Friday, August 8, 2008

Stormy Summer 2008: What's the Winter Outlook?

For those of us in Quebec and Ontario, the weather this summer has been incredibly stormy with little in the way of real summer weather.

1) The economy has been just as stormy with the news today that the economy "unexpectedly" (you'll keep hearing that a lot) shed 55,000 jobs and even worse, the private sector shed 95,000 jobs. The worst loss since 1991 (hmm, where have we talked about that year before?).

2) May GDP was "unexpectedly" negative.

3) June housing was negative.

4) Today, the Canadian dollar went below 94 cents, it worst week since 1971!

Have I depressed you enough? Unfortunately, the situation is what it is. Better to accept it and plan accordingly, I believe. There will be a recovery and a new bull market one day and I believe that it is better to preserve capital and pay down debt now.

Let me address the four points above, none of which should surprise (the few) readers of this blog:

1 & 2) Despite believing for over a year that Canada was headed to recession (please see my February posting)

The 1990/91 recession and the slow growth that followed were incredibly brutal. Canada had a very rough time and our economy underperformed most of the G7 during that fairly mild US recession. In 1990, we had 10% real interest rates, a housing bubble bursting, a transition to free trade, enormous budget deficits and the introduction of the GST. On a relative basis (to the US), we won't underperform this time. The only problem is that this time, I believe the US is in for a much longer and deeper recession. Overall, I don't think that this one will be as bad as 90/91 but given all the possibilities inherent in the biggest credit crunch in many generations, nothing can be ruled out.

As for unemployment, this report looks like a catch-up for all the positive months thus far this month. Perhaps July's losses were overstated (and earlier months were overstated) but as I said back in April things changed big-time in spring in the job market in my neck of the woods.

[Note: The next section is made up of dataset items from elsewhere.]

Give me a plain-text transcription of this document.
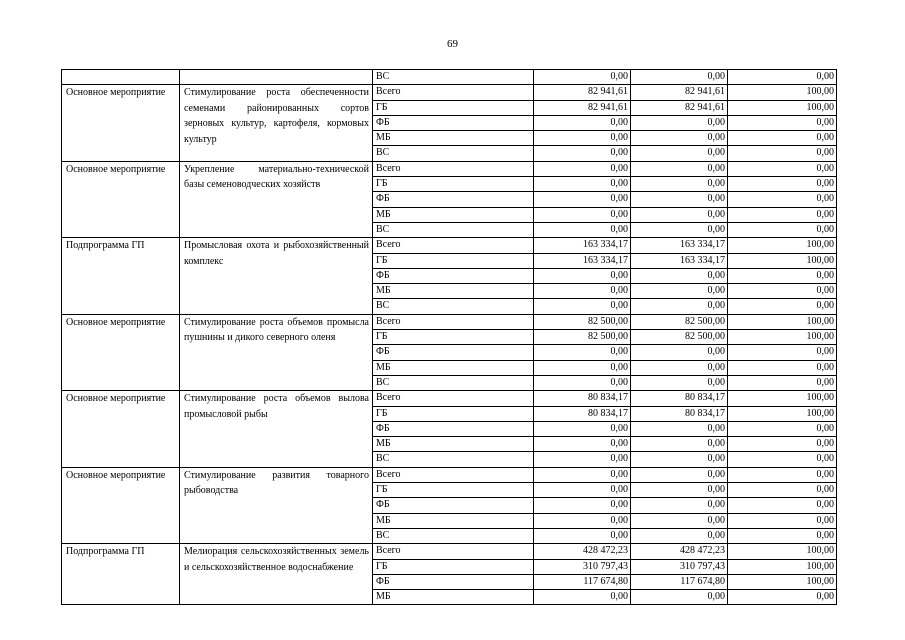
69
		ВС	0,00	0,00	0,00
Основное мероприятие	Стимулирование роста обеспеченности семенами районированных сортов зерновых культур, картофеля, кормовых культур	Всего	82 941,61	82 941,61	100,00
		ГБ	82 941,61	82 941,61	100,00
		ФБ	0,00	0,00	0,00
		МБ	0,00	0,00	0,00
		ВС	0,00	0,00	0,00
Основное мероприятие	Укрепление материально-технической базы семеноводческих хозяйств	Всего	0,00	0,00	0,00
		ГБ	0,00	0,00	0,00
		ФБ	0,00	0,00	0,00
		МБ	0,00	0,00	0,00
		ВС	0,00	0,00	0,00
Подпрограмма ГП	Промысловая охота и рыбохозяйственный комплекс	Всего	163 334,17	163 334,17	100,00
		ГБ	163 334,17	163 334,17	100,00
		ФБ	0,00	0,00	0,00
		МБ	0,00	0,00	0,00
		ВС	0,00	0,00	0,00
Основное мероприятие	Стимулирование роста объемов промысла пушнины и дикого северного оленя	Всего	82 500,00	82 500,00	100,00
		ГБ	82 500,00	82 500,00	100,00
		ФБ	0,00	0,00	0,00
		МБ	0,00	0,00	0,00
		ВС	0,00	0,00	0,00
Основное мероприятие	Стимулирование роста объемов вылова промысловой рыбы	Всего	80 834,17	80 834,17	100,00
		ГБ	80 834,17	80 834,17	100,00
		ФБ	0,00	0,00	0,00
		МБ	0,00	0,00	0,00
		ВС	0,00	0,00	0,00
Основное мероприятие	Стимулирование развития товарного рыбоводства	Всего	0,00	0,00	0,00
		ГБ	0,00	0,00	0,00
		ФБ	0,00	0,00	0,00
		МБ	0,00	0,00	0,00
		ВС	0,00	0,00	0,00
Подпрограмма ГП	Мелиорация сельскохозяйственных земель и сельскохозяйственное водоснабжение	Всего	428 472,23	428 472,23	100,00
		ГБ	310 797,43	310 797,43	100,00
		ФБ	117 674,80	117 674,80	100,00
		МБ	0,00	0,00	0,00
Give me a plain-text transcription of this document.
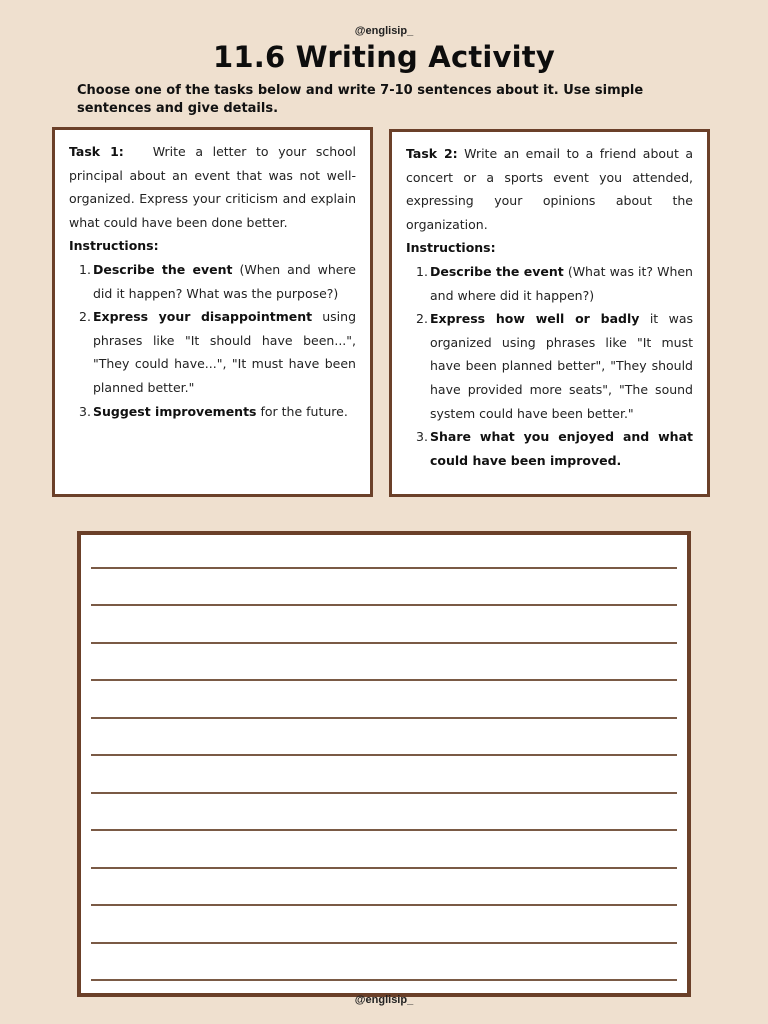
@englisip_
11.6 Writing Activity
Choose one of the tasks below and write 7-10 sentences about it. Use simple sentences and give details.

Task 1: Write a letter to your school principal about an event that was not well-organized. Express your criticism and explain what could have been done better.

Instructions:

1. Describe the event (When and where did it happen? What was the purpose?)
2. Express your disappointment using phrases like "It should have been...", "They could have...", "It must have been planned better."
3. Suggest improvements for the future.

Task 2: Write an email to a friend about a concert or a sports event you attended, expressing your opinions about the organization.

Instructions:

1. Describe the event (What was it? When and where did it happen?)
2. Express how well or badly it was organized using phrases like "It must have been planned better", "They should have provided more seats", "The sound system could have been better."
3. Share what you enjoyed and what could have been improved.
@englisip_
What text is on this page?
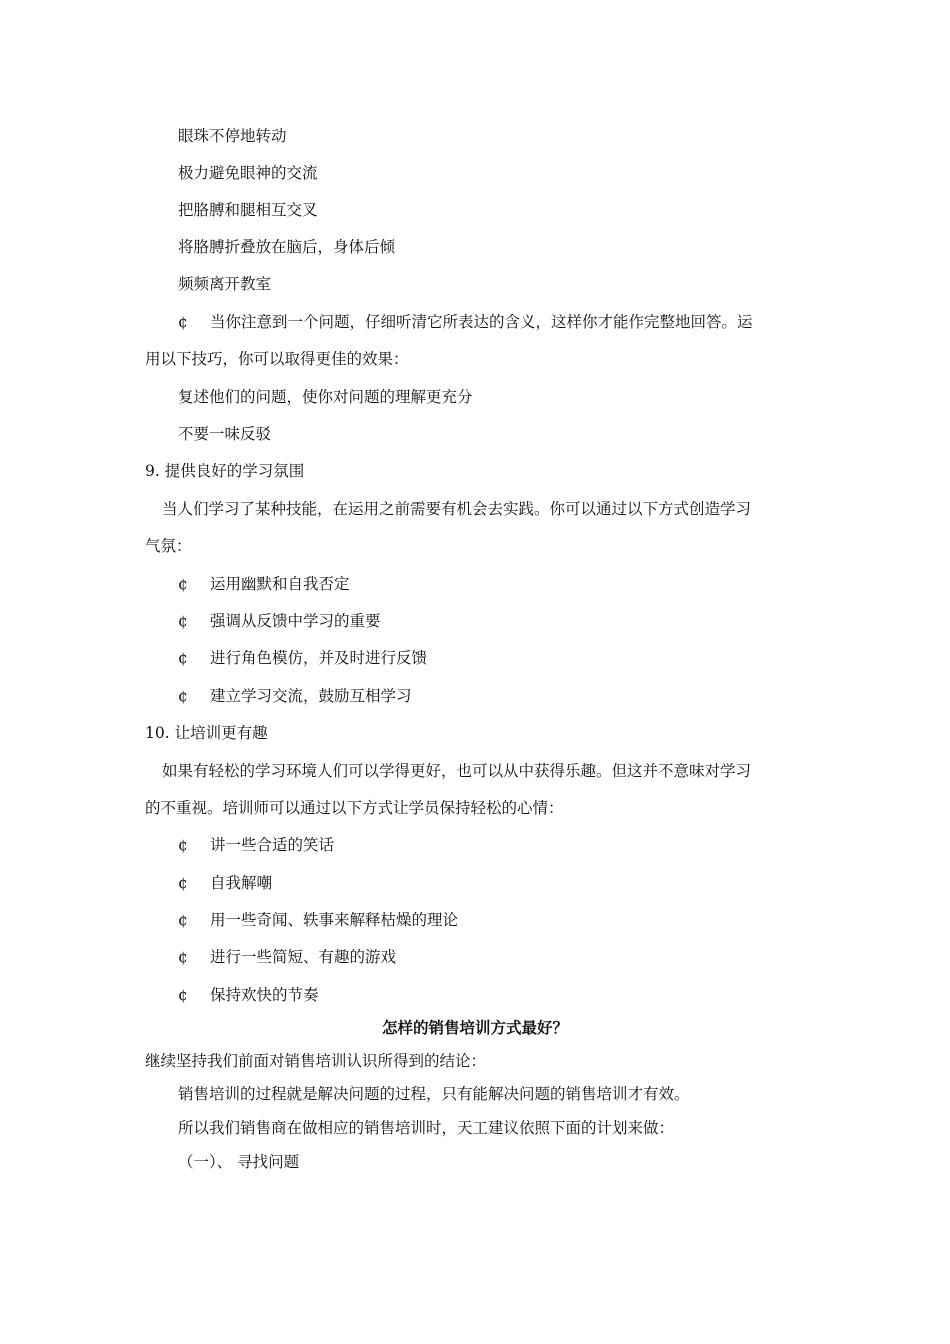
眼珠不停地转动
极力避免眼神的交流
把胳膊和腿相互交叉
将胳膊折叠放在脑后，身体后倾
频频离开教室
¢ 当你注意到一个问题，仔细听清它所表达的含义，这样你才能作完整地回答。运
用以下技巧，你可以取得更佳的效果：
复述他们的问题，使你对问题的理解更充分
不要一味反驳
9. 提供良好的学习氛围
当人们学习了某种技能，在运用之前需要有机会去实践。你可以通过以下方式创造学习
气氛：
¢ 运用幽默和自我否定
¢ 强调从反馈中学习的重要
¢ 进行角色模仿，并及时进行反馈
¢ 建立学习交流，鼓励互相学习
10. 让培训更有趣
如果有轻松的学习环境人们可以学得更好，也可以从中获得乐趣。但这并不意味对学习
的不重视。培训师可以通过以下方式让学员保持轻松的心情：
¢ 讲一些合适的笑话
¢ 自我解嘲
¢ 用一些奇闻、轶事来解释枯燥的理论
¢ 进行一些简短、有趣的游戏
¢ 保持欢快的节奏
怎样的销售培训方式最好？
继续坚持我们前面对销售培训认识所得到的结论：
销售培训的过程就是解决问题的过程，只有能解决问题的销售培训才有效。
所以我们销售商在做相应的销售培训时，天工建议依照下面的计划来做：
（一）、 寻找问题
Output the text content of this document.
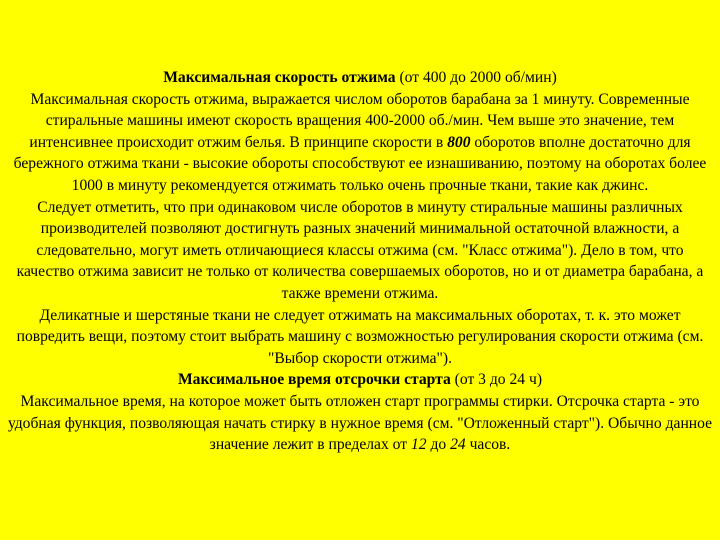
Максимальная скорость отжима (от 400 до 2000 об/мин)

Максимальная скорость отжима, выражается числом оборотов барабана за 1 минуту. Современные стиральные машины имеют скорость вращения 400-2000 об./мин. Чем выше это значение, тем интенсивнее происходит отжим белья. В принципе скорости в 800 оборотов вполне достаточно для бережного отжима ткани - высокие обороты способствуют ее изнашиванию, поэтому на оборотах более 1000 в минуту рекомендуется отжимать только очень прочные ткани, такие как джинс.

Следует отметить, что при одинаковом числе оборотов в минуту стиральные машины различных производителей позволяют достигнуть разных значений минимальной остаточной влажности, а следовательно, могут иметь отличающиеся классы отжима (см. "Класс отжима"). Дело в том, что качество отжима зависит не только от количества совершаемых оборотов, но и от диаметра барабана, а также времени отжима.

Деликатные и шерстяные ткани не следует отжимать на максимальных оборотах, т. к. это может повредить вещи, поэтому стоит выбрать машину с возможностью регулирования скорости отжима (см. "Выбор скорости отжима").

Максимальное время отсрочки старта (от 3 до 24 ч)

Максимальное время, на которое может быть отложен старт программы стирки. Отсрочка старта - это удобная функция, позволяющая начать стирку в нужное время (см. "Отложенный старт"). Обычно данное значение лежит в пределах от 12 до 24 часов.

The economy is likely in recession in GDP terms. To all this "jibba jabbah" talk that GDP doesn't measure price changes : what happens when commodity prices sink (as they did this week)? The effects of the commodity mini-crash this past month or so have yet to filter through the economy. Unemployment will rise. Don't buy the fact that the unemployment rate went down in July.

3) If 55,000 jobs were eliminated, that could not have helped housing in July. Expect the numbers to worsen on their own. Throw in a recession and plunging commodity prices in the areas that are still hot (Sask, Nfld)...yikes. The only wild card is that demand is likely to pick up ahead of the October 15th deadline for curtailing "overprime" loans.

4) I wrote back on April 1st:

I think that the Canadian dollar will likely fall to 92-94 cents over the coming months...
Now that we are at 93-94, we probably get a short term bounce as the loonie is incredibly oversold. I sold some small US dollar money market holdings back into Canadian today but I think that given how easy the loonie fell this week, the downside needs to be revised lower. Have to do the research on this (I was waiting for this target to be hit, and the speed of the decline this week from 97 did not leave me time for this). Gut feeling is we go still lower (upper 80s to 90) as commodities continue to implode, but first we bounce.

Winter Outlook:

Markets remain choppy for August into mid September. Commodities bounce a little mid/late August and sell off again in early September. US and world markets peak in mid August, pull back in late August, rally into mid September to test August highs.

Then we plunge into mid November as the credit crunch really takes hold, the US economy plunges and recession is accepted by all. There is a chance that we get a slew of bank failures at the same time and systemic risk becomes a concern.

Canadian, US and European economies in recession or hard landings. I plan on conserving capital and shorting at opportune times.